Leonhart and Jones officially married last year in New York, which legalized same-sex marriages in 2011, but there was nothing on record in their home county, Haywood, that actually said the words: “Amy Leonhart married Louise Jones.”
At least not until Tuesday, Oct. 22, 2013.
Inspired by similar actions taken by friends in Asheville, Leonhart and Jones decided to make a stand for lesbian, gay, bisexual and transgender (LGBT) rights in Haywood County.
“You are standing up to authority,” said Mandy Kjellstrom, a church friend who showed up at the Haywood County Register of Deeds office to support them. “It’s not easy.”
As part of a movement led by the Campaign for Southern Equality, an LGBT rights advocacy group, couples are attempting to register in North Carolina their marriage licenses from states where same-sex marriage is legal. It is not legal in North Carolina. Two years ago, the Campaign for Southern Equality asked same-sex couples to visit their Register of Deeds office and ask for a marriage license. Leonhart and Jones participated in Asheville.
Although N.C. Attorney General Roy Cooper told the Associated Press that he personally supported same-sex marriage, he said he must follow the state constitution, which has explicitly prohibited same-sex marriage since a voter-approved referendum passed in 2012. Cooper has advised Registers of Deeds in the state not to accept same-sex marriage application, though the office in Asheville is.
Leonhart is optimistic. If people just knew her and her wife or realized that they know someone from the LGBT community, they would come around and support their marriage.
“Every time one person meets us it could make a change,” Leonhart said.
Surrounded by several friends — there for moral support — the nervous couple walked into the Haywood County Register of Deeds office on Tuesday and asked to register their marriage license as a public document. The obviously surprised clerks working there turned them away, saying they couldn’t register marriage licenses from another county or state.
“I didn’t see that coming,” said Jones, who then phoned the Campaign for Southern Equality attorneys for legal advice.
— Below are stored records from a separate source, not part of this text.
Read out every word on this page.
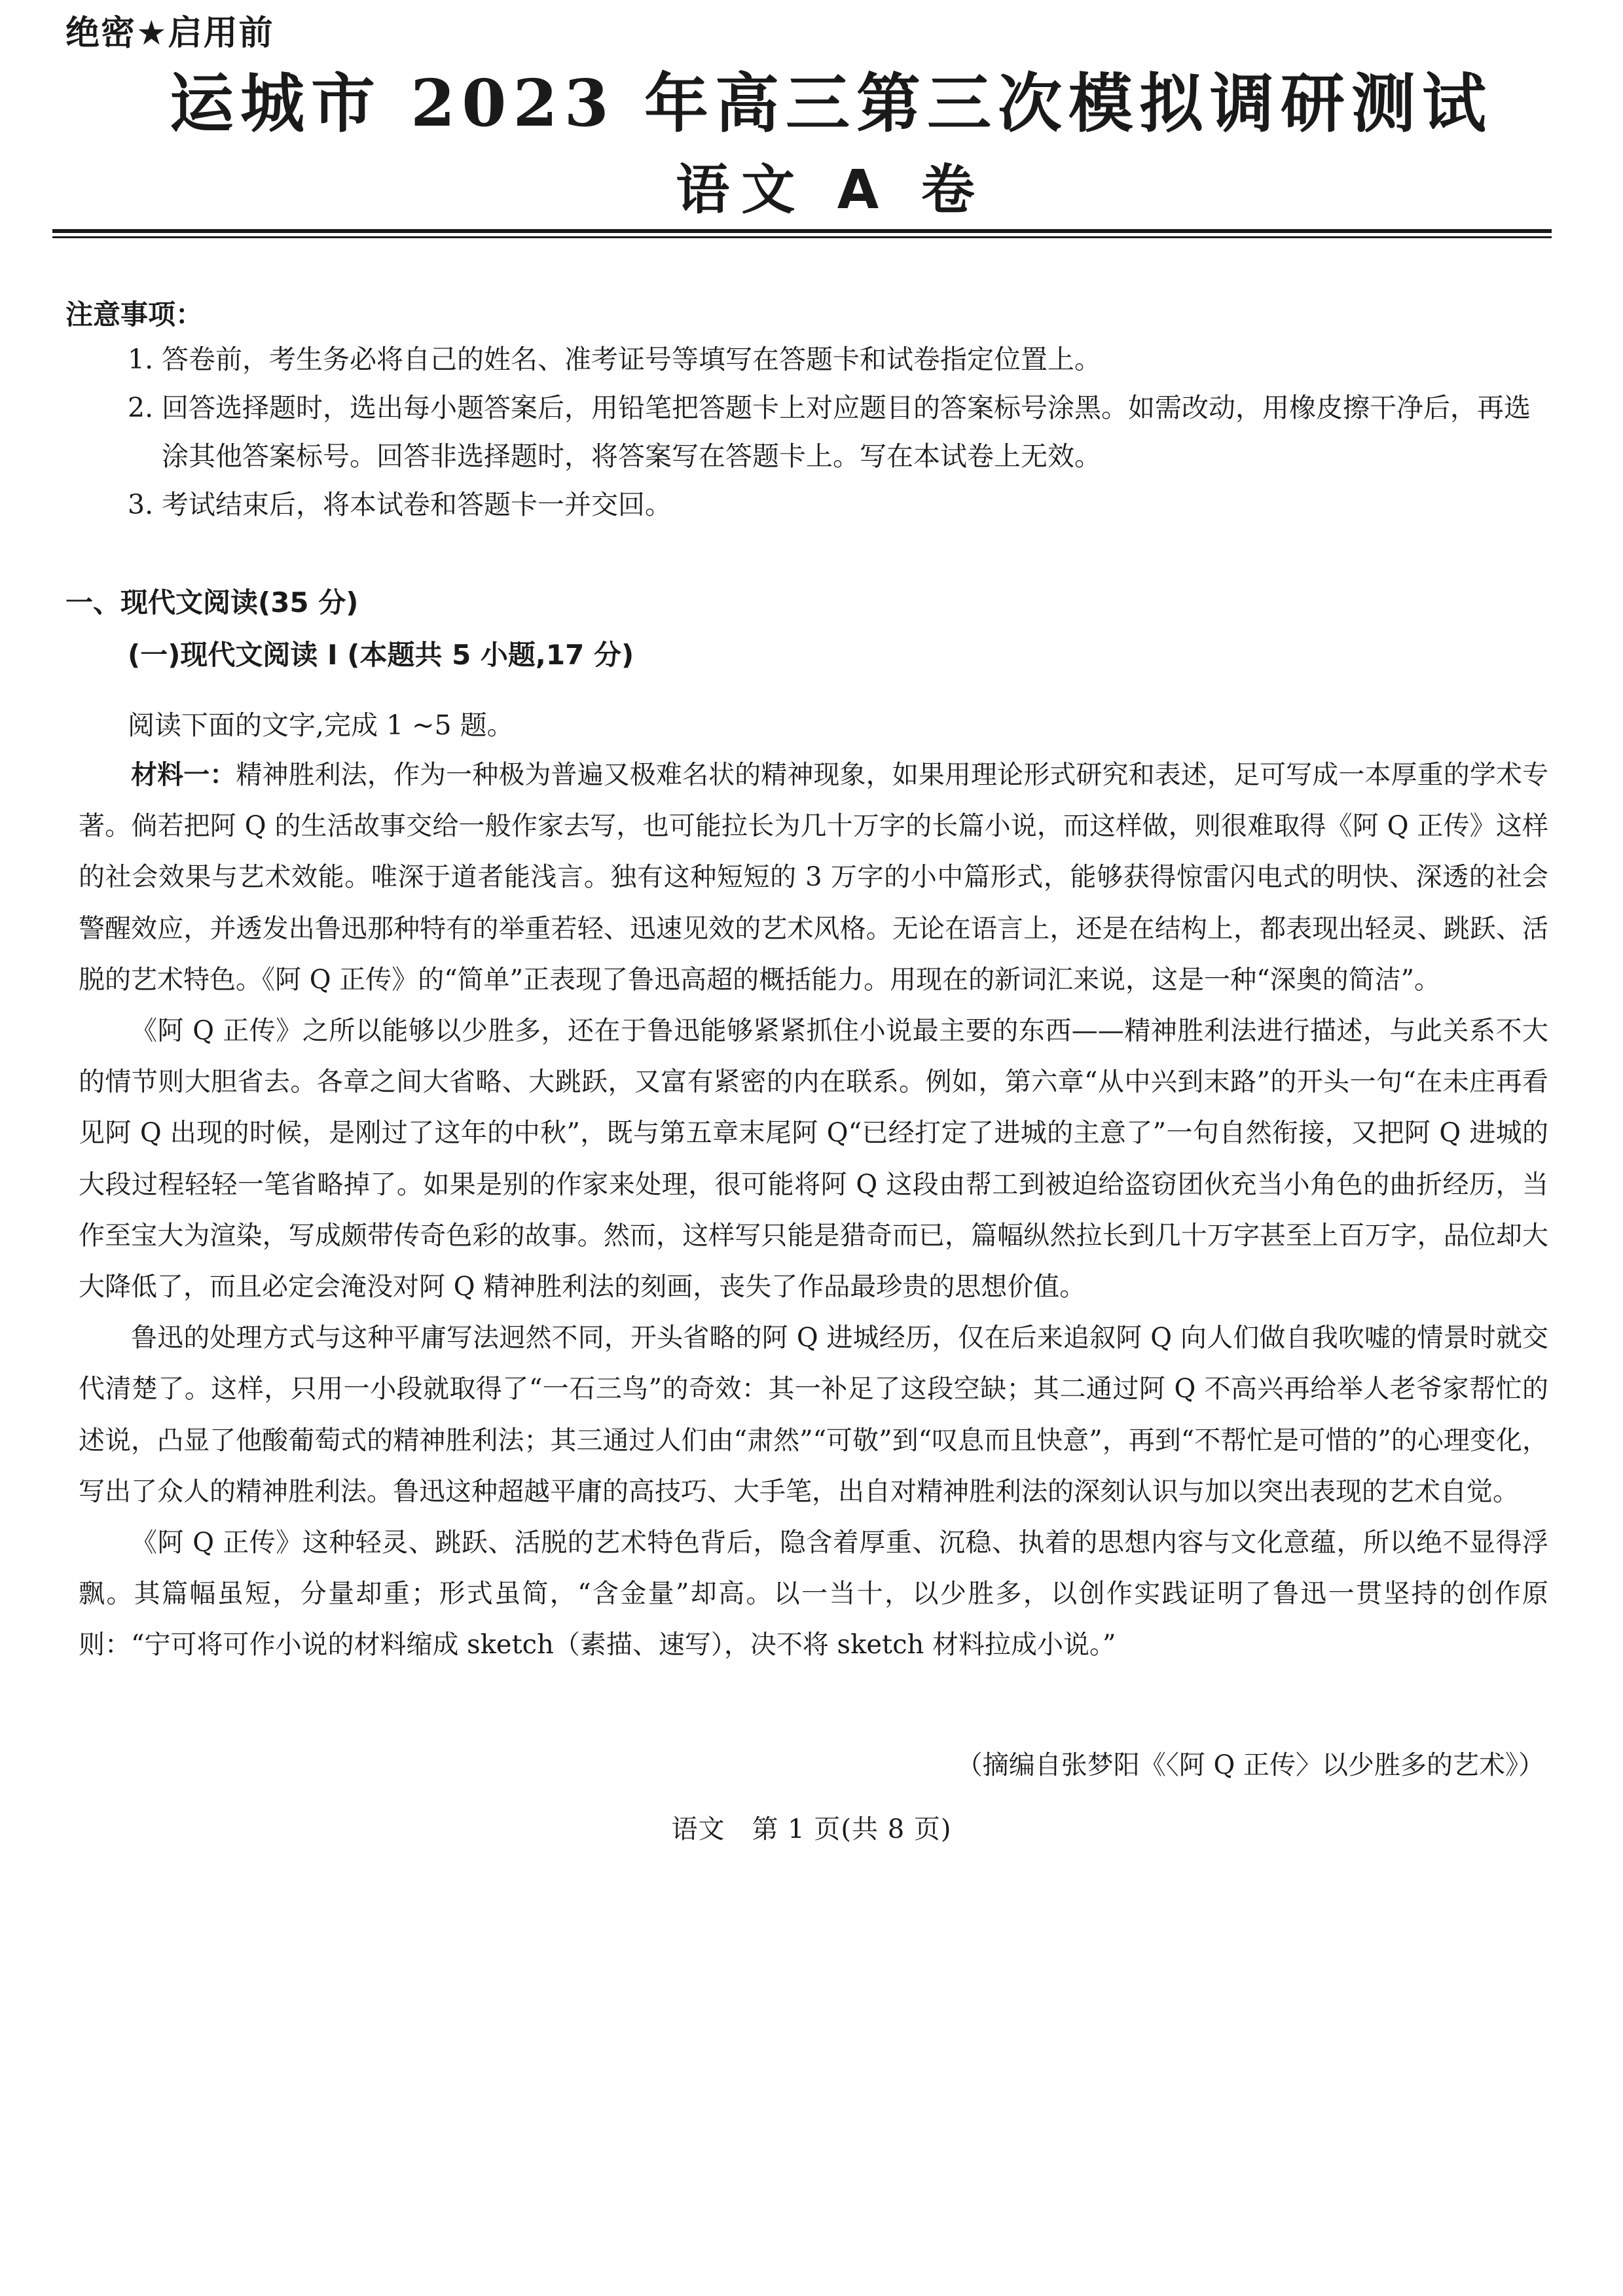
绝密★启用前
运城市 2023 年高三第三次模拟调研测试
语文 A 卷
注意事项：
1. 答卷前，考生务必将自己的姓名、准考证号等填写在答题卡和试卷指定位置上。
2. 回答选择题时，选出每小题答案后，用铅笔把答题卡上对应题目的答案标号涂黑。如需改动，用橡皮擦干净后，再选涂其他答案标号。回答非选择题时，将答案写在答题卡上。写在本试卷上无效。
3. 考试结束后，将本试卷和答题卡一并交回。
一、现代文阅读(35 分)
(一)现代文阅读 I (本题共 5 小题,17 分)
阅读下面的文字,完成 1 ~5 题。

材料一：精神胜利法，作为一种极为普遍又极难名状的精神现象，如果用理论形式研究和表述，足可写成一本厚重的学术专著。倘若把阿 Q 的生活故事交给一般作家去写，也可能拉长为几十万字的长篇小说，而这样做，则很难取得《阿 Q 正传》这样的社会效果与艺术效能。唯深于道者能浅言。独有这种短短的 3 万字的小中篇形式，能够获得惊雷闪电式的明快、深透的社会警醒效应，并透发出鲁迅那种特有的举重若轻、迅速见效的艺术风格。无论在语言上，还是在结构上，都表现出轻灵、跳跃、活脱的艺术特色。《阿 Q 正传》的“简单”正表现了鲁迅高超的概括能力。用现在的新词汇来说，这是一种“深奥的简洁”。

《阿 Q 正传》之所以能够以少胜多，还在于鲁迅能够紧紧抓住小说最主要的东西——精神胜利法进行描述，与此关系不大的情节则大胆省去。各章之间大省略、大跳跃，又富有紧密的内在联系。例如，第六章“从中兴到末路”的开头一句“在未庄再看见阿 Q 出现的时候，是刚过了这年的中秋”，既与第五章末尾阿 Q“已经打定了进城的主意了”一句自然衔接，又把阿 Q 进城的大段过程轻轻一笔省略掉了。如果是别的作家来处理，很可能将阿 Q 这段由帮工到被迫给盗窃团伙充当小角色的曲折经历，当作至宝大为渲染，写成颇带传奇色彩的故事。然而，这样写只能是猎奇而已，篇幅纵然拉长到几十万字甚至上百万字，品位却大大降低了，而且必定会淹没对阿 Q 精神胜利法的刻画，丧失了作品最珍贵的思想价值。

鲁迅的处理方式与这种平庸写法迥然不同，开头省略的阿 Q 进城经历，仅在后来追叙阿 Q 向人们做自我吹嘘的情景时就交代清楚了。这样，只用一小段就取得了“一石三鸟”的奇效：其一补足了这段空缺；其二通过阿 Q 不高兴再给举人老爷家帮忙的述说，凸显了他酸葡萄式的精神胜利法；其三通过人们由“肃然”“可敬”到“叹息而且快意”，再到“不帮忙是可惜的”的心理变化，写出了众人的精神胜利法。鲁迅这种超越平庸的高技巧、大手笔，出自对精神胜利法的深刻认识与加以突出表现的艺术自觉。

《阿 Q 正传》这种轻灵、跳跃、活脱的艺术特色背后，隐含着厚重、沉稳、执着的思想内容与文化意蕴，所以绝不显得浮飘。其篇幅虽短，分量却重；形式虽简，“含金量”却高。以一当十，以少胜多，以创作实践证明了鲁迅一贯坚持的创作原则：“宁可将可作小说的材料缩成 sketch（素描、速写），决不将 sketch 材料拉成小说。”

（摘编自张梦阳《〈阿 Q 正传〉以少胜多的艺术》）
语文　第 1 页(共 8 页)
The ladies stood outside the office in the Haywood County Historic Courthouse wondering if that was the law or if that was simply a way to keep them from filing their marriage license as a public document.
Someone from the Campaign for Southern Equality rang back and told them to go back in the office and ask what statute the clerks were referencing. The news was better the second time around. The clerks were fairly certain that Leonhart and Jones could pay $26, and their license would be listed as a public document, but they wanted to run it by Haywood County Register of Deeds Sherri Rogers, who was at a meeting.
About 30 minutes later, Rogers, all smiles, came nearly jogging into the courthouse and apologized for the wait. She explained that the county can’t register out-of-county or out-of-state marriage licenses, be they for heterosexual or same-sex couples, at its office as a marriage license. Similar to birth certificates, marriage licenses can only be filed in the county from which they were issued.
However, Rogers said she could accept the marriage license as a public document and place it in the office’s real estate books, somewhat of a catch-all for any documents that aren’t vital records.
“Somebody could bring a paper bag to me, and if it met the standards, I can take it,” Rogers explained.
More than an hour after first showing up at the courthouse, Leonhart and Jones became the first same-sex couple with documents acknowledging their marriage housed in the Haywood County Register of Deeds office.
“We got it done,” Jones said. “That was a good thing.”